将字典作为输入传输给模型就像创建 tf.keras.layers.Input 层的匹配字典一样简单,应用任何预处理并使用 functional api。 您可以使用它作为 feature columns 的替代方法。

inputs = {key: tf.keras.layers.Input(shape=(), name=key) for key in df.keys()}
x = tf.stack(list(inputs.values()), axis=-1)

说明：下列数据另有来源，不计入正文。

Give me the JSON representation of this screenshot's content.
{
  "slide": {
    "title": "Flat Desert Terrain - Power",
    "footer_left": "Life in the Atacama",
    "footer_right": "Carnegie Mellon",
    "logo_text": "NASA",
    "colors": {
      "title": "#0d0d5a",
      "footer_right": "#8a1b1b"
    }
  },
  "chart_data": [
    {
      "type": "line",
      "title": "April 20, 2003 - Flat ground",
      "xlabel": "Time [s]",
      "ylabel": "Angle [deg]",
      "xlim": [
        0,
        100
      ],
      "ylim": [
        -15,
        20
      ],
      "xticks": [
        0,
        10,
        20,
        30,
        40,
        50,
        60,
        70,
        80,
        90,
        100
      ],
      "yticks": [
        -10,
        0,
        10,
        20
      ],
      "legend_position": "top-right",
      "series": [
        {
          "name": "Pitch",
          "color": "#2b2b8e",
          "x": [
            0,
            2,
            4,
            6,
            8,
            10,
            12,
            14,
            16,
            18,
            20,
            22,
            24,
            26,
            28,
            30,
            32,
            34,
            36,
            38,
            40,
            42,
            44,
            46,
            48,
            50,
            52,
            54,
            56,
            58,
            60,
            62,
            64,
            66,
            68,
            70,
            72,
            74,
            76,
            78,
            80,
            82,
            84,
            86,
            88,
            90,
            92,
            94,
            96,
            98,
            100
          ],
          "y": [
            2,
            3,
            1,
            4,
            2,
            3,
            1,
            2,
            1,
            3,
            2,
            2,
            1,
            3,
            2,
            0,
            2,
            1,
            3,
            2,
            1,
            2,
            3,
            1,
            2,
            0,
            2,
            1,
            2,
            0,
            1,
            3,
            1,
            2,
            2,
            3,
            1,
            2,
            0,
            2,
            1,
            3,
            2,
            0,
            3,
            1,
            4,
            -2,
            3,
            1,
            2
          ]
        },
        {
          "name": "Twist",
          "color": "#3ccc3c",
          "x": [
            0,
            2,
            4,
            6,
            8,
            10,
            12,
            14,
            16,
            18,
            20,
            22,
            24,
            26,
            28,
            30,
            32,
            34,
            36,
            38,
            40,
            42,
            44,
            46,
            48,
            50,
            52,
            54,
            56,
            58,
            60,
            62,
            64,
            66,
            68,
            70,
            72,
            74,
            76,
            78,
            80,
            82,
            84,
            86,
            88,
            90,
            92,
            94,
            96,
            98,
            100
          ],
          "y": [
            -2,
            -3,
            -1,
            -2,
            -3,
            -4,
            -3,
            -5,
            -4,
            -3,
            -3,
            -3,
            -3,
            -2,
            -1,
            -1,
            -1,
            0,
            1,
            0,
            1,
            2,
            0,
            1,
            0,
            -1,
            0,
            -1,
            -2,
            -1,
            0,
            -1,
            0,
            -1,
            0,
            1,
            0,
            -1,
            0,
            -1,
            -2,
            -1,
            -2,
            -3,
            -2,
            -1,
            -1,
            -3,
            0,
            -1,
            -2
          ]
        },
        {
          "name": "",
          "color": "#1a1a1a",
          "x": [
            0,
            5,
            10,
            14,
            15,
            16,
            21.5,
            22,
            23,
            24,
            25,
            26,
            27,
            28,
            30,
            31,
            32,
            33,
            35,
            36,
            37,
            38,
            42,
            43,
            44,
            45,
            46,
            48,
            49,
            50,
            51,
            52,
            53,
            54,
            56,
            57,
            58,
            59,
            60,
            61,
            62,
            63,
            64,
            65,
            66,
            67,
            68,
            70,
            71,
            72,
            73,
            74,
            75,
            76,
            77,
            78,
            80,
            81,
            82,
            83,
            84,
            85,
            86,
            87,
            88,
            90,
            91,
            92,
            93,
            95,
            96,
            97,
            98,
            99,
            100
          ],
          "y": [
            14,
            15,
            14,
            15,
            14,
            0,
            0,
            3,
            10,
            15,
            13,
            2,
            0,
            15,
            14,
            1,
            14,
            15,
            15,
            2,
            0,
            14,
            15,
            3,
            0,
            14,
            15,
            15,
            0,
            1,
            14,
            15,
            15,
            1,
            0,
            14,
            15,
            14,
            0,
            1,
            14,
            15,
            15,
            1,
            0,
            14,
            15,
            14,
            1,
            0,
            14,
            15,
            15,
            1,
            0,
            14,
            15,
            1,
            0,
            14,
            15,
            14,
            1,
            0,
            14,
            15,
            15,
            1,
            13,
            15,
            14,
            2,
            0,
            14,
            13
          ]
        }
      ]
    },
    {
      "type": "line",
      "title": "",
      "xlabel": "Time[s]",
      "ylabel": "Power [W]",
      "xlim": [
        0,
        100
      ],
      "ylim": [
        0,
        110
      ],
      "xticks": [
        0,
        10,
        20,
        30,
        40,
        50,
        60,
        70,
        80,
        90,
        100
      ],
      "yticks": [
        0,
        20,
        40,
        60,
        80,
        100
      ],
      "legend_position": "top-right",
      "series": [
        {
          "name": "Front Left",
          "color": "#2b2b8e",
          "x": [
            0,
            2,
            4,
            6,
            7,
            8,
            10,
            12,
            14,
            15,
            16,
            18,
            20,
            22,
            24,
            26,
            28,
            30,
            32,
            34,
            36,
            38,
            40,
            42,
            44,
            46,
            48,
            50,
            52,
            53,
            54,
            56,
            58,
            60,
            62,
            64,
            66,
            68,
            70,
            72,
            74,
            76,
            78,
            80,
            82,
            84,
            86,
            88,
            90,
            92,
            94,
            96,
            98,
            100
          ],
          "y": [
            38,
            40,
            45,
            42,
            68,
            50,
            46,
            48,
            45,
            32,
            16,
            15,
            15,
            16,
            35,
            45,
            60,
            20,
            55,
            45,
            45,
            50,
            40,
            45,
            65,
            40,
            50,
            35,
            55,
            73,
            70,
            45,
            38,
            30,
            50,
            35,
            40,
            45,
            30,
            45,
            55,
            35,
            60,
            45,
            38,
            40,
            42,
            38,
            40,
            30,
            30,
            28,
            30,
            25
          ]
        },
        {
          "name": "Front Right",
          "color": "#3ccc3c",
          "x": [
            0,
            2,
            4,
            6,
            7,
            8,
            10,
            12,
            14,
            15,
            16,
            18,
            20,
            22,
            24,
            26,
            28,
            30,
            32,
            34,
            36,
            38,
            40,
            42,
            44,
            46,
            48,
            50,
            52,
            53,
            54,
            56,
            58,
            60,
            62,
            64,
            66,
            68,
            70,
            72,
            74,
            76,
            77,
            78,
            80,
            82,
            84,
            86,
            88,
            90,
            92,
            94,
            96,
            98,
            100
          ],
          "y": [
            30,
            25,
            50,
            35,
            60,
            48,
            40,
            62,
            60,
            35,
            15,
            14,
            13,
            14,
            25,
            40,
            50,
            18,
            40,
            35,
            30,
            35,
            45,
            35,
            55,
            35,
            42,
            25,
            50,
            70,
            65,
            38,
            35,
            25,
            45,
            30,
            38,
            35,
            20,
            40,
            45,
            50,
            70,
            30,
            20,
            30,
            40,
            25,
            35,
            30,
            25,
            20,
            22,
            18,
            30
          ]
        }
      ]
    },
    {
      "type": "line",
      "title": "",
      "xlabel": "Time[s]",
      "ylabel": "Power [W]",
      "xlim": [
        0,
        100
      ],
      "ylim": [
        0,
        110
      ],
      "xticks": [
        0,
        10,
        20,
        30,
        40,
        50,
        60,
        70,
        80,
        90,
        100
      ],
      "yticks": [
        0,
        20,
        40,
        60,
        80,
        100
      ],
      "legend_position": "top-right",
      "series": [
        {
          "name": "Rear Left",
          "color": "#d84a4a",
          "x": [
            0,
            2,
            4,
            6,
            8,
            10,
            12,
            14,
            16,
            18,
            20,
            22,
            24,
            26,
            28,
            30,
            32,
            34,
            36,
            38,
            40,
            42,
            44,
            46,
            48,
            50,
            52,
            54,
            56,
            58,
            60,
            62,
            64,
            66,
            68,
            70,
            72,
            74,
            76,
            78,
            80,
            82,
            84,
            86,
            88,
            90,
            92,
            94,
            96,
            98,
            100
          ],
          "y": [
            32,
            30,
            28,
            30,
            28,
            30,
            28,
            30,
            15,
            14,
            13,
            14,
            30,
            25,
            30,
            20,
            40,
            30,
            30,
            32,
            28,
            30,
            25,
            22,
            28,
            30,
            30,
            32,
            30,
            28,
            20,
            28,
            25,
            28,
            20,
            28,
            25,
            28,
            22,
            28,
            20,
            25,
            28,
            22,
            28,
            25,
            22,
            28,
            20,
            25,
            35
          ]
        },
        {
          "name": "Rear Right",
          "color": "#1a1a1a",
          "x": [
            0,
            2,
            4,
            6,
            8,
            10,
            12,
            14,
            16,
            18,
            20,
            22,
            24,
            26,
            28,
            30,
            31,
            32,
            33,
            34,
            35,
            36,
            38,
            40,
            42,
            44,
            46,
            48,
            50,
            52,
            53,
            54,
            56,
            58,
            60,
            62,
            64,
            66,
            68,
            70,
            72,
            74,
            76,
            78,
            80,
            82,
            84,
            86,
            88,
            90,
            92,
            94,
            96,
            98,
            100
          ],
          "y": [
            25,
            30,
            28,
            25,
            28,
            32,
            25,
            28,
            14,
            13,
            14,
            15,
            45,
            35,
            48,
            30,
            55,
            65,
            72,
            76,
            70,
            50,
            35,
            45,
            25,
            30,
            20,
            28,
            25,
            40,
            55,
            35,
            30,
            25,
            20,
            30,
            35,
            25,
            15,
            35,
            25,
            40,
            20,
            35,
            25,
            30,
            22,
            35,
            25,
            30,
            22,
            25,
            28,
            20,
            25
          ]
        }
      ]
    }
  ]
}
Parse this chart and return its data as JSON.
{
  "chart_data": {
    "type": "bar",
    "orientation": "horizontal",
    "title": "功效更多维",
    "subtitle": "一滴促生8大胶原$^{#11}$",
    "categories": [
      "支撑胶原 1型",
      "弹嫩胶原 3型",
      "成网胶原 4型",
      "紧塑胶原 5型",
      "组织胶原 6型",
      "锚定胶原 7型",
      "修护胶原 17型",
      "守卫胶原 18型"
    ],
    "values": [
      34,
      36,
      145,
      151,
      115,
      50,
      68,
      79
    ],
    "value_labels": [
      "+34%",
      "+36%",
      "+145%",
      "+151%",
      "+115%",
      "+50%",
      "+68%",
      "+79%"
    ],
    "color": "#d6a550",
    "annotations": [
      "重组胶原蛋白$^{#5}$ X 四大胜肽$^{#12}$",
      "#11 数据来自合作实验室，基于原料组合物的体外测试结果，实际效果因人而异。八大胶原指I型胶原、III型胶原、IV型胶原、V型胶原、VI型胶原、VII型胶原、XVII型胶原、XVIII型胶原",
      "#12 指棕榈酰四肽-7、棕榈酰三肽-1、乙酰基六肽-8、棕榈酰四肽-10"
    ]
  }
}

x = tf.keras.layers.Dense(10, activation='relu')(x)
output = tf.keras.layers.Dense(1, activation='sigmoid')(x)

model_func = tf.keras.Model(inputs=inputs, outputs=output)

model_func.compile(optimizer='adam',
                   loss='binary_crossentropy',
                   metrics=['accuracy'])

tf.data 一起使用时,保存 pd.DataFrame 列结构的最简单方法是将 pd.DataFrame 转换为 dict ,并对该字典进行切片。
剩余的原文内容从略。